Sentenza 250/2017 (ECLI:IT:COST:2017:250)
Massima numero 42103
Giudizio GIUDIZIO DI LEGITTIMITÀ COSTITUZIONALE IN VIA INCIDENTALE
Presidente GROSSI  - Redattore SCIARRA
Udienza Pubblica del  25/10/2017;  Decisione del  25/10/2017
Deposito del 01/12/2017; Pubblicazione in G. U. 06/12/2017
Massime associate alla pronuncia:  42092  42093  42094  42095  42096  42097  42098  42099  42100  42101  42102  42104  42105  42106  42107  42108  42109


Titolo
Previdenza - Disposizioni in materia di trattamenti pensionistici - Rivalutazione automatica per gli anni 2012 e 2013 in attuazione della sentenza n. 70 del 2015 - Criteri di calcolo - Riconoscimento sulla base di misure percentuali riferite al trattamento minimo INPS - Disciplina del computo degli incrementi perequativi ai fini della determinazione della base di calcolo per gli anni successivi (c.d. "trascinamento") - Denunciata violazione dei principi di eguaglianza e di ragionevolezza - Insussistenza - Non fondatezza della questione.

Testo
È dichiarata non fondata la questione di legittimità costituzionale - sollevata dai Tribunali ordinari di Palermo, Milano, Brescia, Napoli, Genova, Torino, La Spezia, e Cuneo, nonché dalla Corte dei conti, sez. giurisd. reg. per l'Emilia-Romagna, in riferimento ai principi di eguaglianza e di ragionevolezza, di cui all'art. 3 Cost. - dei commi 25 e 25-bis dell'art. 24 del d.l. n. 201 del 2011, conv., con modif., nella legge n. 214 del 2011, come rispettivamente sostituito e inserito dai nn. 1) e 2) del comma 1 dell'art. 1 del d.l. n. 65 del 2015, conv., con modif., nella legge n. 109 del 2015, i quali - in attuazione della sentenza della Corte costituzionale n. 70 del 2015 - hanno nuovamente disciplinato la rivalutazione automatica dei trattamenti pensionistici, riconoscendolo, per gli anni 2012 e 2013, solo per quelli fino a sei volte il trattamento minimo INPS, e regolato il c.d. "trascinamento", ossia il computo degli incrementi perequativi ai fini della determinazione della base di calcolo per la rivalutazione automatica per gli anni successivi.
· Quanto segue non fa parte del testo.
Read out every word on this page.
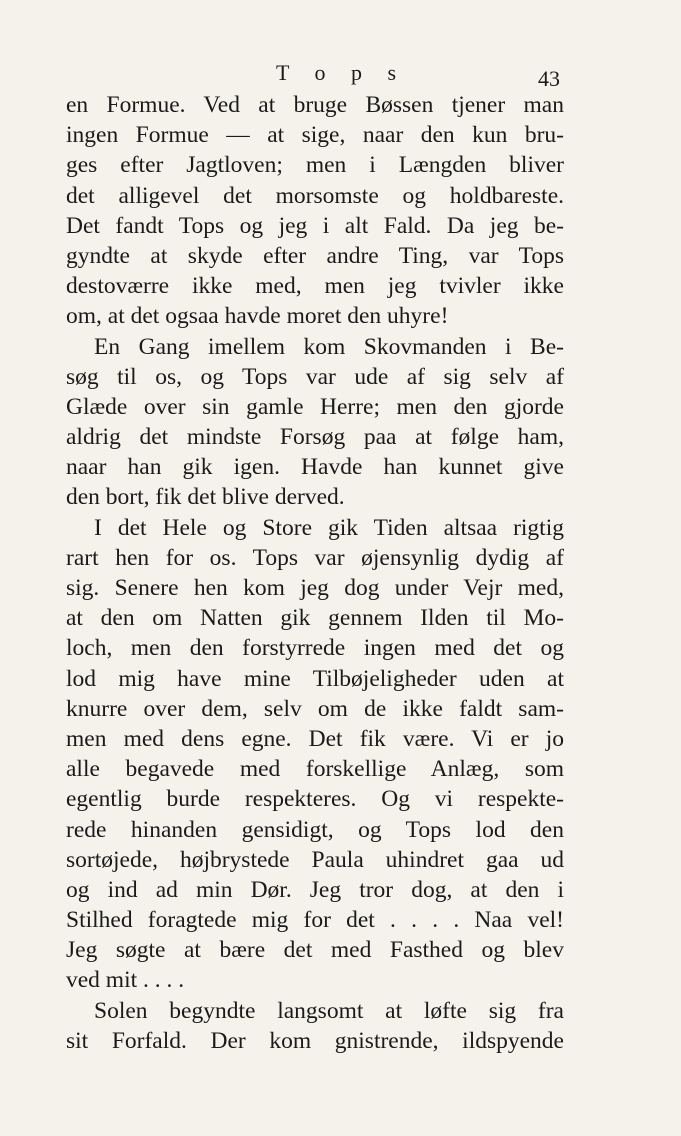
T o p s	43
en Formue. Ved at bruge Bøssen tjener man
ingen Formue — at sige, naar den kun bru-
ges efter Jagtloven; men i Længden bliver
det alligevel det morsomste og holdbareste.
Det fandt Tops og jeg i alt Fald. Da jeg be-
gyndte at skyde efter andre Ting, var Tops
destoværre ikke med, men jeg tvivler ikke
om, at det ogsaa havde moret den uhyre!
En Gang imellem kom Skovmanden i Be-
søg til os, og Tops var ude af sig selv af
Glæde over sin gamle Herre; men den gjorde
aldrig det mindste Forsøg paa at følge ham,
naar han gik igen. Havde han kunnet give
den bort, fik det blive derved.
I det Hele og Store gik Tiden altsaa rigtig
rart hen for os. Tops var øjensynlig dydig af
sig. Senere hen kom jeg dog under Vejr med,
at den om Natten gik gennem Ilden til Mo-
loch, men den forstyrrede ingen med det og
lod mig have mine Tilbøjeligheder uden at
knurre over dem, selv om de ikke faldt sam-
men med dens egne. Det fik være. Vi er jo
alle begavede med forskellige Anlæg, som
egentlig burde respekteres. Og vi respekte-
rede hinanden gensidigt, og Tops lod den
sortøjede, højbrystede Paula uhindret gaa ud
og ind ad min Dør. Jeg tror dog, at den i
Stilhed foragtede mig for det . . . . Naa vel!
Jeg søgte at bære det med Fasthed og blev
ved mit . . . .
Solen begyndte langsomt at løfte sig fra
sit Forfald. Der kom gnistrende, ildspyende
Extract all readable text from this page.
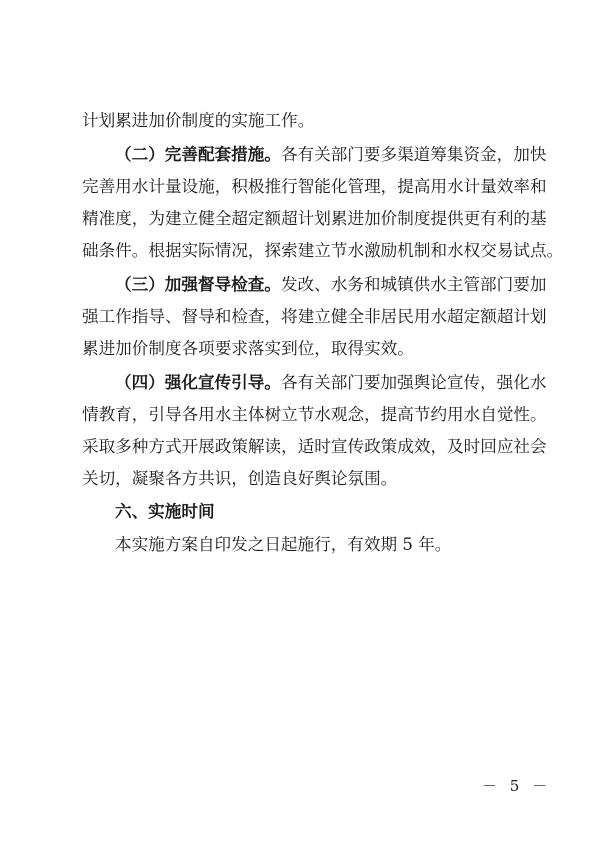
计划累进加价制度的实施工作。
（二）完善配套措施。各有关部门要多渠道筹集资金，加快
完善用水计量设施，积极推行智能化管理，提高用水计量效率和
精准度，为建立健全超定额超计划累进加价制度提供更有利的基
础条件。根据实际情况，探索建立节水激励机制和水权交易试点。
（三）加强督导检查。发改、水务和城镇供水主管部门要加
强工作指导、督导和检查，将建立健全非居民用水超定额超计划
累进加价制度各项要求落实到位，取得实效。
（四）强化宣传引导。各有关部门要加强舆论宣传，强化水
情教育，引导各用水主体树立节水观念，提高节约用水自觉性。
采取多种方式开展政策解读，适时宣传政策成效，及时回应社会
关切，凝聚各方共识，创造良好舆论氛围。
六、实施时间
本实施方案自印发之日起施行，有效期 5 年。
－ 5 －
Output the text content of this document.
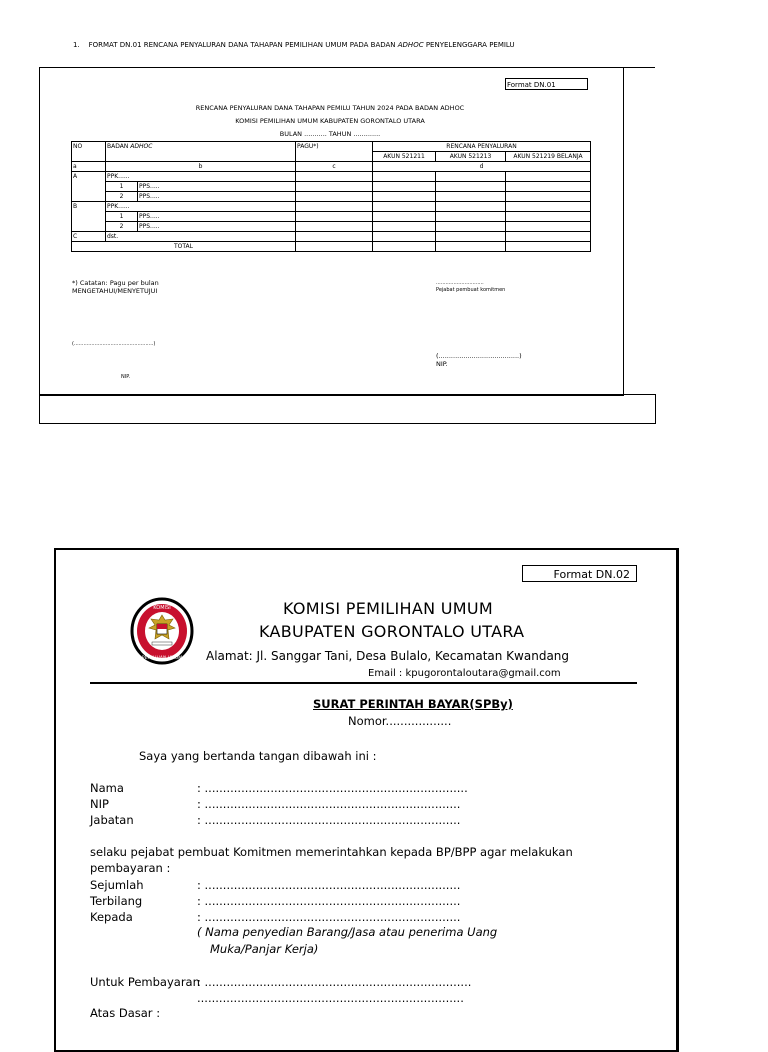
1. FORMAT DN.01 RENCANA PENYALURAN DANA TAHAPAN PEMILIHAN UMUM PADA BADAN ADHOC PENYELENGGARA PEMILU
Format DN.01
RENCANA PENYALURAN DANA TAHAPAN PEMILU TAHUN 2024 PADA BADAN ADHOC
KOMISI PEMILIHAN UMUM KABUPATEN GORONTALO UTARA
BULAN ........... TAHUN .............
NO	BADAN ADHOC		PAGU*)	RENCANA PENYALURAN		
				AKUN 521211	AKUN 521213	AKUN 521219 BELANJA
a	b		c	d		
A	PPK......					
	1	PPS.....				
	2	PPS.....				
B	PPK......					
	1	PPS.....				
	2	PPS.....				
C	dst.					
TOTAL						
*) Catatan: Pagu per bulan
MENGETAHUI/MENYETUJUI
..............................
Pejabat pembuat komitmen
(..................................................)
(.......................................)
NIP.
NIP.
Format DN.02
KOMISI
PEMILIHAN UMUM
KOMISI PEMILIHAN UMUM
KABUPATEN GORONTALO UTARA
Alamat: Jl. Sanggar Tani, Desa Bulalo, Kecamatan Kwandang
Email : kpugorontaloutara@gmail.com
SURAT PERINTAH BAYAR(SPBy)
Nomor..................
Saya yang bertanda tangan dibawah ini :
Nama	: ........................................................................
NIP	: ......................................................................
Jabatan	: ......................................................................
selaku pejabat pembuat Komitmen memerintahkan kepada BP/BPP agar melakukan
pembayaran :
Sejumlah	: ......................................................................
Terbilang	: ......................................................................
Kepada	: ......................................................................
( Nama penyedian Barang/Jasa atau penerima Uang
Muka/Panjar Kerja)
Untuk Pembayaran
: .........................................................................
.........................................................................
Atas Dasar :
Il legislatore ha esercitato la propria discrezionalità bilanciando, nel limite della ragionevolezza, l'interesse dei pensionati a preservare il potere di acquisto dei propri trattamenti previdenziali e le esigenze finanziarie e di equilibrio di bilancio dello Stato - che emergono dal disegno complessivo delle disposizioni censurate - attraverso un sacrificio parziale e temporaneo del primo a favore delle seconde, privilegiando in maniera non irragionevole i trattamenti pensionistici di importo modesto, in ragione dei maggiori margini di resistenza agli effetti dell'inflazione di quelli di importo più alto. (Precedenti citati: sentenze n. 70 del 2015, n. 208 del 2014, n. 316 del 2010, n. 30 del 2004, n. 361 del 1996, n. 240 del 1994, n. 156 del 1991 e n. 26 del 1980; ordinanze n. 383 del 2004, n. 531 del 2002 e n. 256 del 2001).

Atti oggetto del giudizio

decreto-legge  06/12/2011  n. 201  art. 24  co. 25

decreto-legge  21/05/2015  n. 65  art. 1  co. 1

legge  17/07/2015  n. 109  art.   co. 

decreto-legge  06/12/2011  n. 201  art. 24  co. 25

legge  22/12/2011  n. 214  art.   co. 

decreto-legge  21/05/2015  n. 65  art. 1  co. 1

legge  17/07/2015  n. 109  art.   co.